DiSCoMaT: Distantly Supervised Composition Extraction from Tables in Materials Science Articles
Tanishq Gupta, Mohd Zaki, Devanshi Khatsuriya, Kausik Hira, N. M. Anoop Krishnan, Mausam
TL;DR
This paper tackles the problem of extracting material compositions from tables in materials science articles to enrich domain knowledge bases. It introduces DiSCoMaT, a graph-based extraction framework that uses two GNNs to classify table types and locate material IDs, constituents, and percentages, complemented by a rule-based composition parser and selective use of text from captions and the paper body for incomplete information. The dataset combines distantly supervised labels from a MatSci DB with manually annotated dev/test tables, enabling robust evaluation across table types: NC, SCC, MCC-CI, and MCC-PI. Empirical results show that DiSCoMaT significantly outperforms table-linearization baselines, with ablations confirming the value of task-specific features, caption integration, and constraint-aware training.

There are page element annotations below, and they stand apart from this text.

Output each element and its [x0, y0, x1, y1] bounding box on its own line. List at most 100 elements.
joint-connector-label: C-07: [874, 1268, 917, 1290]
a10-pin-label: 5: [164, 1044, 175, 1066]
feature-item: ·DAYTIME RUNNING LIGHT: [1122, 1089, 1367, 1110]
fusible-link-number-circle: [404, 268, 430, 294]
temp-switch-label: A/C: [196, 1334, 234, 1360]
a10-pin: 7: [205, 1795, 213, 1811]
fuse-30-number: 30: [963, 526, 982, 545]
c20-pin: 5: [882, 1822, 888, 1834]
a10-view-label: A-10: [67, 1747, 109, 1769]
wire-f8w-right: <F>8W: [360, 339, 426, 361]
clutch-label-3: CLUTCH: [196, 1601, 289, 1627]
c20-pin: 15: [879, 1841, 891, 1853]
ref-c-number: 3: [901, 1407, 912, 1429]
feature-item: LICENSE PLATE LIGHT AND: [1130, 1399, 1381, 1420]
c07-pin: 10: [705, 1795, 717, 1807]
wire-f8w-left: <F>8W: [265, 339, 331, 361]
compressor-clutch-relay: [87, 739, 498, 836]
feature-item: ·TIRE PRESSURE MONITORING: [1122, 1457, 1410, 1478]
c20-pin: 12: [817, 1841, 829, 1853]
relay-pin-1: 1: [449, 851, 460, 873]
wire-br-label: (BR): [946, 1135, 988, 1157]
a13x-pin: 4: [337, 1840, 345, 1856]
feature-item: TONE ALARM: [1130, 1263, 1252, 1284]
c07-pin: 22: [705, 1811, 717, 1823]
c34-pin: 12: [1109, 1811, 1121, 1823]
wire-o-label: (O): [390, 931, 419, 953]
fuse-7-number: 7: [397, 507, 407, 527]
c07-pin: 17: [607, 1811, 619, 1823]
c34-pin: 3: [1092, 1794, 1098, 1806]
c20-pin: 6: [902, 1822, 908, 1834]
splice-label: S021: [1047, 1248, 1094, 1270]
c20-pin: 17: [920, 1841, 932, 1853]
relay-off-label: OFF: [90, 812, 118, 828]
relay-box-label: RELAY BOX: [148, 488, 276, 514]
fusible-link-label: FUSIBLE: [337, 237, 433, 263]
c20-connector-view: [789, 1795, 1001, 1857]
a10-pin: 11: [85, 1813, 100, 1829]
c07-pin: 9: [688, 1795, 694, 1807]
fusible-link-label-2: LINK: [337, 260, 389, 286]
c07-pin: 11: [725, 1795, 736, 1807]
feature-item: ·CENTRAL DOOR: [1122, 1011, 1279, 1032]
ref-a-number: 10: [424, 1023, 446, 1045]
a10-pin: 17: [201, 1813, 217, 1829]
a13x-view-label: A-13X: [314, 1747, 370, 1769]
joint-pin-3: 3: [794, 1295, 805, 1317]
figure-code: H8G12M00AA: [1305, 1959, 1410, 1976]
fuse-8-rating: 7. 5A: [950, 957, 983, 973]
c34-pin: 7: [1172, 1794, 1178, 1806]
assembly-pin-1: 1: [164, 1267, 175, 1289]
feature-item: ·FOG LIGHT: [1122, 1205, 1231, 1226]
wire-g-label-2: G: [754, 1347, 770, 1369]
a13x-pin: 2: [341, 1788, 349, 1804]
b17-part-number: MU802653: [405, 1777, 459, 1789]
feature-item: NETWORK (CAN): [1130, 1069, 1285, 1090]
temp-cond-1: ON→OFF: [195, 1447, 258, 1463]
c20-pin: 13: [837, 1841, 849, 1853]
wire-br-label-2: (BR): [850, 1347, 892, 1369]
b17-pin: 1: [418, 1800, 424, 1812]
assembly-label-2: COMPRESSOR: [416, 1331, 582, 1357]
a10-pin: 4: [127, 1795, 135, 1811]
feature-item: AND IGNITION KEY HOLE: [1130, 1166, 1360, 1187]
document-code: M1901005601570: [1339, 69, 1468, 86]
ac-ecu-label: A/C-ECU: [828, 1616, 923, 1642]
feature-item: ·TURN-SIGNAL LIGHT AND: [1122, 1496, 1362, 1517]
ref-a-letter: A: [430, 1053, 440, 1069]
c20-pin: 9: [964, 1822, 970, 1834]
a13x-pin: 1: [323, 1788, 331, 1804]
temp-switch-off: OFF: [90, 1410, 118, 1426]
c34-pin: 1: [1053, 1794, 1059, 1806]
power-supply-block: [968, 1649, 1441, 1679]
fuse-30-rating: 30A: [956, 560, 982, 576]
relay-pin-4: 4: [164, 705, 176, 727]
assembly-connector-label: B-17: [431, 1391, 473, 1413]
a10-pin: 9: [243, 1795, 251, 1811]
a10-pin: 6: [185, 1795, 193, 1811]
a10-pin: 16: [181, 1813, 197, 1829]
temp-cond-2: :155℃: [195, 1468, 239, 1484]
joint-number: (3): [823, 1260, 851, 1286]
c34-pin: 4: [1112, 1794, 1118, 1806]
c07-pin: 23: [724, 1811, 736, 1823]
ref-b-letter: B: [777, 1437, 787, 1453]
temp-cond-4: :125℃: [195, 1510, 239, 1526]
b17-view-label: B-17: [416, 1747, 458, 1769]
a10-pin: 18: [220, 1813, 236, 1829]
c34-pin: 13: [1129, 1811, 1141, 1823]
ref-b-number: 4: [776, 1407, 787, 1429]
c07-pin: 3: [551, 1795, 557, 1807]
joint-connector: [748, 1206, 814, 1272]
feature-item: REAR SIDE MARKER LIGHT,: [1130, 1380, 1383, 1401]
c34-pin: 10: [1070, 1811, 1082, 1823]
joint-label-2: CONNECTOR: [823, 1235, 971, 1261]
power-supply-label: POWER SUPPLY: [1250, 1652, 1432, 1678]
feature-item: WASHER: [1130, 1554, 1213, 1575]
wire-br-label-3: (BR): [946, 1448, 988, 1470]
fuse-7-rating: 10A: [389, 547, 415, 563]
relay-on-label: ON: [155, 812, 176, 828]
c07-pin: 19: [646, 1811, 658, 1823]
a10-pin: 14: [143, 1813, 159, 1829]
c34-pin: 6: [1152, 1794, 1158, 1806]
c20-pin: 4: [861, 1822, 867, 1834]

The work provides a substantial resource (data and code) and opens avenues for end-to-end models and extension to extract additional material properties from scientific tables.
Abstract
A crucial component in the curation of KB for a scientific domain (e.g., materials science, foods & nutrition, fuels) is information extraction from tables in the domain's published research articles. To facilitate research in this direction, we define a novel NLP task of extracting compositions of materials (e.g., glasses) from tables in materials science papers. The task involves solving several challenges in concert, such as tables that mention compositions have highly varying structures; text in captions and full paper needs to be incorporated along with data in tables; and regular languages for numbers, chemical compounds and composition expressions must be integrated into the model. We release a training dataset comprising 4,408 distantly supervised tables, along with 1,475 manually annotated dev and test tables. We also present a strong baseline DISCOMAT, that combines multiple graph neural networks with several task-specific regular expressions, features, and constraints. We show that DISCOMAT outperforms recent table processing architectures by significant margins.